Financial toxicity encompasses both the objective financial burden and subjective financial distress arising from cancer-related costs. National survey data indicate that 82.6% of breast cancer survivors in China experience financial toxicity, with 40.9% reporting severe levels. Financial toxicity has been associated with treatment non-adherence, delayed care, and poorer QoL. A meta-analysis of 31 studies found a moderate negative association between financial toxicity and QoL. Survivors undergoing active treatment report higher financial toxicity than those who have completed therapy.
Psychological Resources:
Resilience is conceptualised as the capacity to adapt in the face of adversity, trauma, or significant stressors, which is linked to better QoL in cancer populations. A meta-analysis of 66 studies found that higher resilience was significantly associated with better QoL. Emerging cross-sectional evidence suggests that resilience partially mediates the association between financial toxicity and QoL; however, its longitudinal buffering role remains unclear.

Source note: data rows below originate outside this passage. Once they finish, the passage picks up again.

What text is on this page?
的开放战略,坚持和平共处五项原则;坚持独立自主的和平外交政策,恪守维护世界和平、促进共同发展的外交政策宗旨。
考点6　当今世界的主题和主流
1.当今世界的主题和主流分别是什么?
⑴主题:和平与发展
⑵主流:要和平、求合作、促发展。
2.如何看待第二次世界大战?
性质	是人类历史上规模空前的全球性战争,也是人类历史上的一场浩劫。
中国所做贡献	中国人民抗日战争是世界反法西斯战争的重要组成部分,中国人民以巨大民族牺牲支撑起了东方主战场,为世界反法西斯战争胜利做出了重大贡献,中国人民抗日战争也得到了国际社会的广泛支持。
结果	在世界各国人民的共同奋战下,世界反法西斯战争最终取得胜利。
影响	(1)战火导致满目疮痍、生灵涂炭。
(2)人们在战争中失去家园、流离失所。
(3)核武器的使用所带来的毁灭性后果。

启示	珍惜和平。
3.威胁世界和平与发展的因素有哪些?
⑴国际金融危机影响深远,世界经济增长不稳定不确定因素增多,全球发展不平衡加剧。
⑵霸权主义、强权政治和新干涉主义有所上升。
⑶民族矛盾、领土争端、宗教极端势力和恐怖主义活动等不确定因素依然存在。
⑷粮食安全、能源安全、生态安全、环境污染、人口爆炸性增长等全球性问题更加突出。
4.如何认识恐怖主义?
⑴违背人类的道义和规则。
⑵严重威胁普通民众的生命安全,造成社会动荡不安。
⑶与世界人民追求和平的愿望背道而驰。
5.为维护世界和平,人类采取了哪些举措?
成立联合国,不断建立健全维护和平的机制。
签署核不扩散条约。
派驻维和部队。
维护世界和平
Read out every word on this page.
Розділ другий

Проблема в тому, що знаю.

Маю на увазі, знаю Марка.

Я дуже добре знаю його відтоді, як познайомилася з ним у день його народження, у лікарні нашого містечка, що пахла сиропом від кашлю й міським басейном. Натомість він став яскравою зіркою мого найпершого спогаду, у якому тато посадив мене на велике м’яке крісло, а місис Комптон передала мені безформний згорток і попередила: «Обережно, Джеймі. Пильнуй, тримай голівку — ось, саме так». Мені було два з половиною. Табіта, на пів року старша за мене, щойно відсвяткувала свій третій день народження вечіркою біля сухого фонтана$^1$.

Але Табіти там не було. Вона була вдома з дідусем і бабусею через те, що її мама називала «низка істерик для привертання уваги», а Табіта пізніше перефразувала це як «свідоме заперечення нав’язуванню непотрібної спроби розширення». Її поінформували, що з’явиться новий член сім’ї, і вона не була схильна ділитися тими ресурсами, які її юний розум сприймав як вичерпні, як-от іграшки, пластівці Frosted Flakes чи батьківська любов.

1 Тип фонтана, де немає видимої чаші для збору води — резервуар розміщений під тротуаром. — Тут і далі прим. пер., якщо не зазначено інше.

Posttraumatic growth (PTG) refers to positive psychological change that emerges through the process of struggling with highly challenging life circumstances. A systematic review of 37 studies found a positive association between PTG and QoL. Higher financial distress has been associated with greater PTG. Although PTG appears to moderate the relationship between cancer-related stressors and health outcomes, its longitudinal role in buffering financial toxicity on QoL has not been established.
Theoretical Framework:
This study is guided by Conservation of Resources (COR) theory, which conceptualizes financial toxicity as a resource-loss stressor. Within this framework, resilience and PTG are positioned as psychological resources that offset resource loss and may buffer the adverse impact of financial toxicity on QoL.
Study Design:
This is a non-intervention longitudinal observational cohort study. Data will be collected at three time points corresponding to key chemotherapy phases: prior to the first chemotherapy cycle (baseline, T1), at mid-treatment (2 months, T2), and at the completion of chemotherapy (4 months, T3). The study is conducted at Henan Cancer Hospital, China.
Participants:
Sample size: G\*Power calculation assuming medium effect size (f² = 0.10), α = 0.05, power = 0.95, and 3 predictors yielded a minimum of 132 participants. Adjusting for 20% attrition, the target sample size is at least 160 participants.
Measures:
Financial toxicity: Comprehensive Score for Financial Toxicity (COST); Quality of life: Functional Assessment of Cancer Therapy - General (FACT-G); Resilience: Resilience-14; Posttraumatic growth: Posttraumatic Growth Inventory (PTGI) Sociodemographic and clinical characteristics collected at baseline (age, menopausal status, histological grade, occupational status, medical insurance type, monthly household income, treatment type.
Statistical Analysis:
Primary analysis: Linear mixed-effects models (LMM) will examine longitudinal changes in QoL and the moderating effects of resilience and PTG on the financial toxicity-QoL relationship. Interaction terms (financial toxicity × resilience, financial toxicity × PTG, and time interactions) will be included to evaluate whether buffering effects vary across treatment phases.
Supplementary analysis: Cross-lagged panel models within a structural equation modeling (SEM) framework will examine temporal and directional relationships among financial toxicity, psychological resources, and QoL (e.g., financial toxicity at T1 predicting resilience or PTG at T2, and subsequently QoL at T3).